Wirecard-Skandal : Finanzaufsicht zeigt Mitarbeiter wegen Insiderverdachts an

Die Finanzaufsicht Bafin hat einen ihrer Mitarbeiter wegen des Verdachts auf Insiderhandel bei der Staatsanwaltschaft Stuttgart angezeigt. Er soll einen Tag vor dem Auffliegen des Skandals Wirecard-Wertpapiere verkauft haben. Der Beschäftigte ist freigestellt worden.

Wegen des Verdachts des Insiderhandels mit Papieren rund um die insolvente Wirecard AG hat die Finanzaufsicht Bafin einen Mitarbeiter bei der Staatsanwaltschaft Stuttgart angezeigt. Der Beschäftigte der Wertpapieraufsicht habe am 17. Juni 2020 strukturierte Produkte mit dem Basiswert Wirecard AG verkauft, erklärte die Aufsicht am Donnerstag. Einen Tag später hatte der frühere Dax-Konzern Luftbuchungen von 1,9 Milliarden Euro eingeräumt.

Die Finanzaufsicht entdeckte den Verdacht gegen den Mitarbeiter nach eigenen Angaben im Rahmen einer Sonderauswertung. Der Beschäftigte sei sofort freigestellt geworden. Gegen ihn sei ein Disziplinarverfahren eröffnet worden, teilte die Bafin mit.

Die Aufsicht hatte zuletzt private Börsengeschäfte ihrer Mitarbeiter überprüft, bei denen der Kurs der Wirecard AG eine Rolle spielte, zum Beispiel Kauf oder Verkauf von Aktien des Unternehmens.
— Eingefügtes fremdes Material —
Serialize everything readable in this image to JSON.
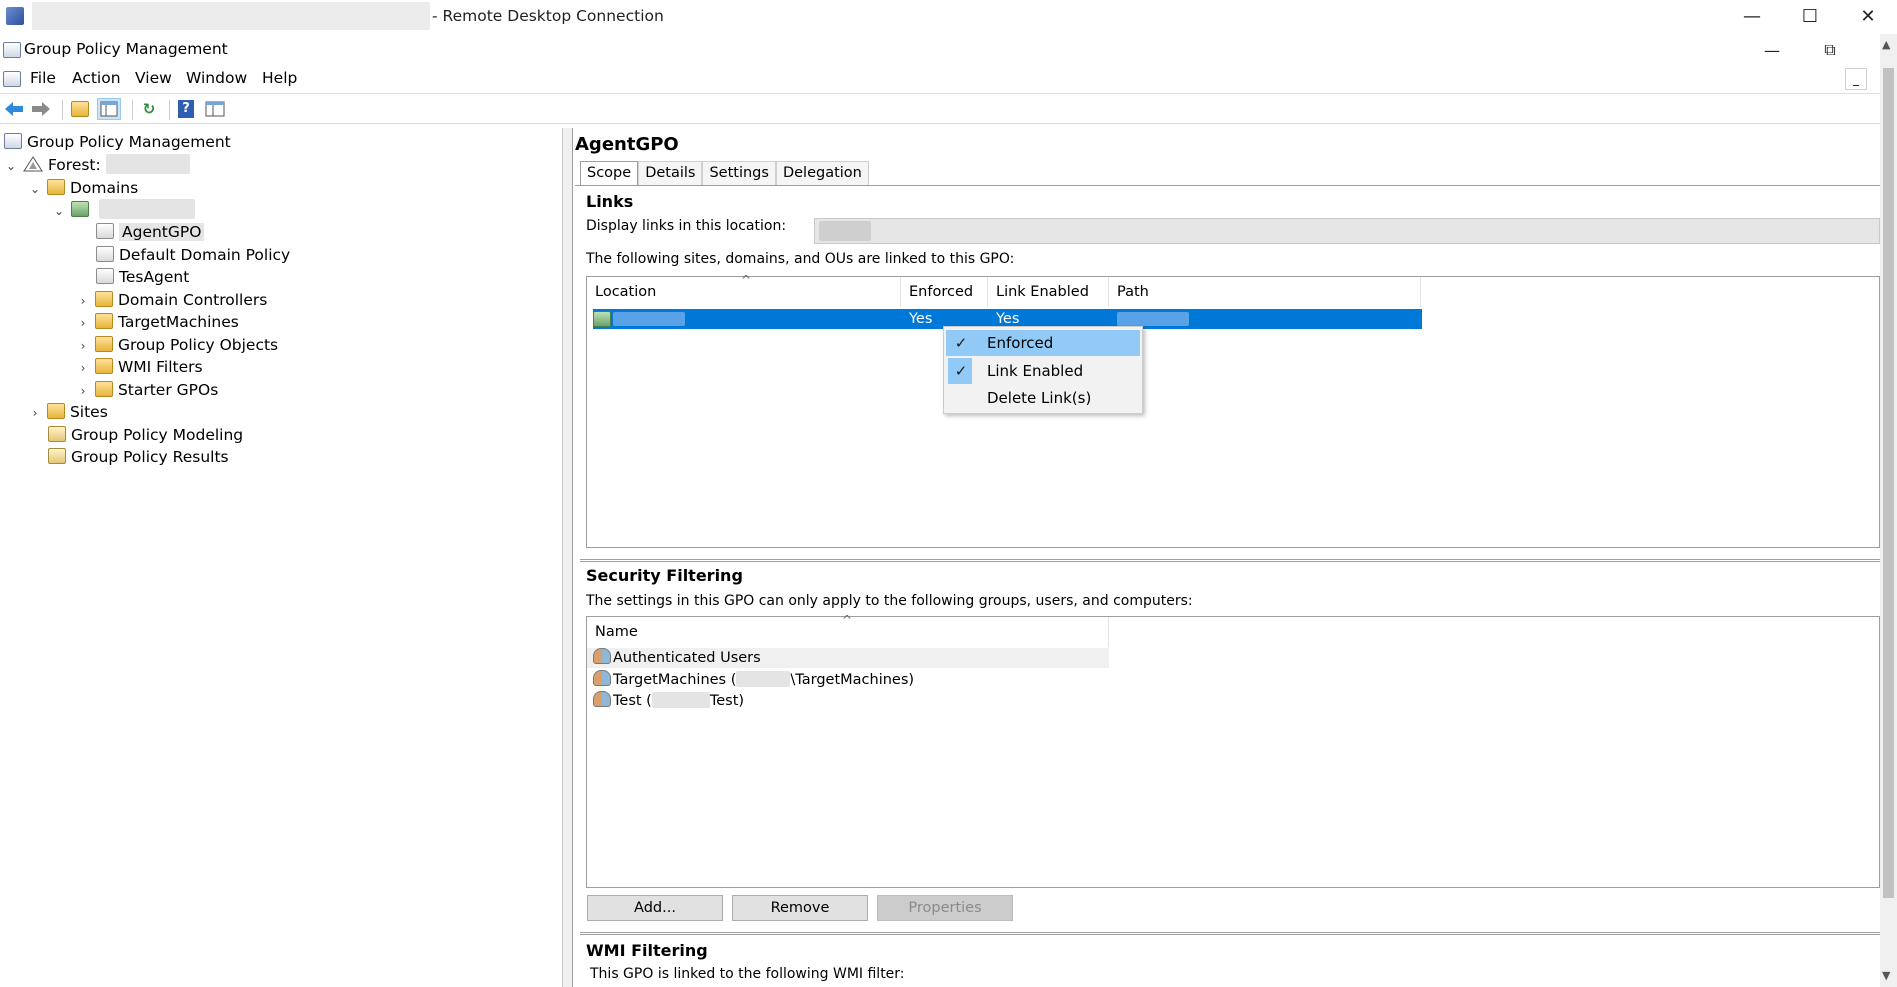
{
  "rdp": {
    "title": "- Remote Desktop Connection",
    "minimize": "—",
    "maximize": "☐",
    "close": "✕"
  },
  "app": {
    "title": "Group Policy Management",
    "minimize": "—",
    "restore": "⧉"
  },
  "menu": [
    "File",
    "Action",
    "View",
    "Window",
    "Help"
  ],
  "toolbar": {
    "back": "back-arrow-icon",
    "forward": "forward-arrow-icon",
    "up": "up-folder-icon",
    "show_hide": "show-hide-tree-icon",
    "refresh": "refresh-icon",
    "help": "help-icon",
    "properties": "properties-icon",
    "help_glyph": "?",
    "refresh_glyph": "↻"
  },
  "tree": {
    "root": "Group Policy Management",
    "forest_label": "Forest:",
    "domains": "Domains",
    "items": [
      "AgentGPO",
      "Default Domain Policy",
      "TesAgent",
      "Domain Controllers",
      "TargetMachines",
      "Group Policy Objects",
      "WMI Filters",
      "Starter GPOs"
    ],
    "sites": "Sites",
    "modeling": "Group Policy Modeling",
    "results": "Group Policy Results"
  },
  "detail": {
    "title": "AgentGPO",
    "tabs": [
      "Scope",
      "Details",
      "Settings",
      "Delegation"
    ],
    "active_tab": "Scope",
    "links": {
      "heading": "Links",
      "display_label": "Display links in this location:",
      "info": "The following sites, domains, and OUs are linked to this GPO:",
      "columns": [
        "Location",
        "Enforced",
        "Link Enabled",
        "Path"
      ],
      "row": {
        "enforced": "Yes",
        "link_enabled": "Yes"
      }
    },
    "context_menu": {
      "items": [
        "Enforced",
        "Link Enabled",
        "Delete Link(s)"
      ],
      "checked": [
        true,
        true,
        false
      ],
      "check_glyph": "✓"
    },
    "security": {
      "heading": "Security Filtering",
      "info": "The settings in this GPO can only apply to the following groups, users, and computers:",
      "column": "Name",
      "rows": [
        {
          "prefix": "Authenticated Users",
          "suffix": ""
        },
        {
          "prefix": "TargetMachines (",
          "suffix": "\\TargetMachines)"
        },
        {
          "prefix": "Test (",
          "suffix": "Test)"
        }
      ],
      "buttons": {
        "add": "Add...",
        "remove": "Remove",
        "properties": "Properties"
      }
    },
    "wmi": {
      "heading": "WMI Filtering",
      "info": "This GPO is linked to the following WMI filter:"
    }
  },
  "colors": {
    "selection": "#0078d7",
    "menu_hover": "#91c9f7"
  }
}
Zudem wurden Bafin-Beschäftigten spekulative Finanzgeschäfte untersagt, also das kurzfristige Handeln beispielsweise mit Aktien. „Wir hatten ein Compliance-System, das den gesetzlichen Vorgaben entsprach, aber nicht mehr zeitgemäß ist und deshalb zu Recht verändert wird“, hatte Bafin-Chef Felix Hufeld in einem Interview gesagt.
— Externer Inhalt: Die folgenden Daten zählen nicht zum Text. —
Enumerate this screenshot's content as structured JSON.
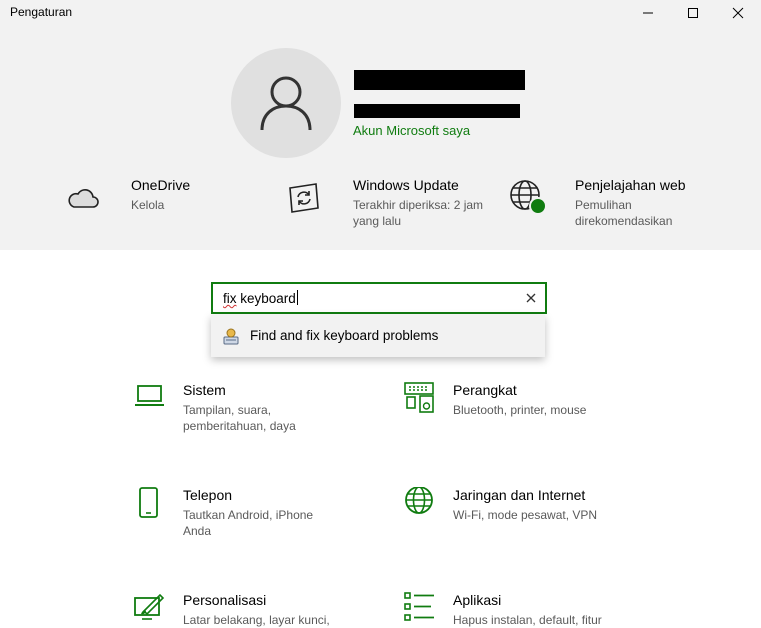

Der frühere Dax-Konzern Wirecard hatte im Juni Luftbuchungen von 1,9 Milliarden Euro eingeräumt und in der Folge Insolvenz angemeldet - insgesamt könnte es nach Ermittlungen der Münchener Staatsanwaltschaft um mehr als drei Milliarden Euro gehen. Weil dies jahrelang unentdeckt blieb, steht unter anderem die Bafin in der Kritik.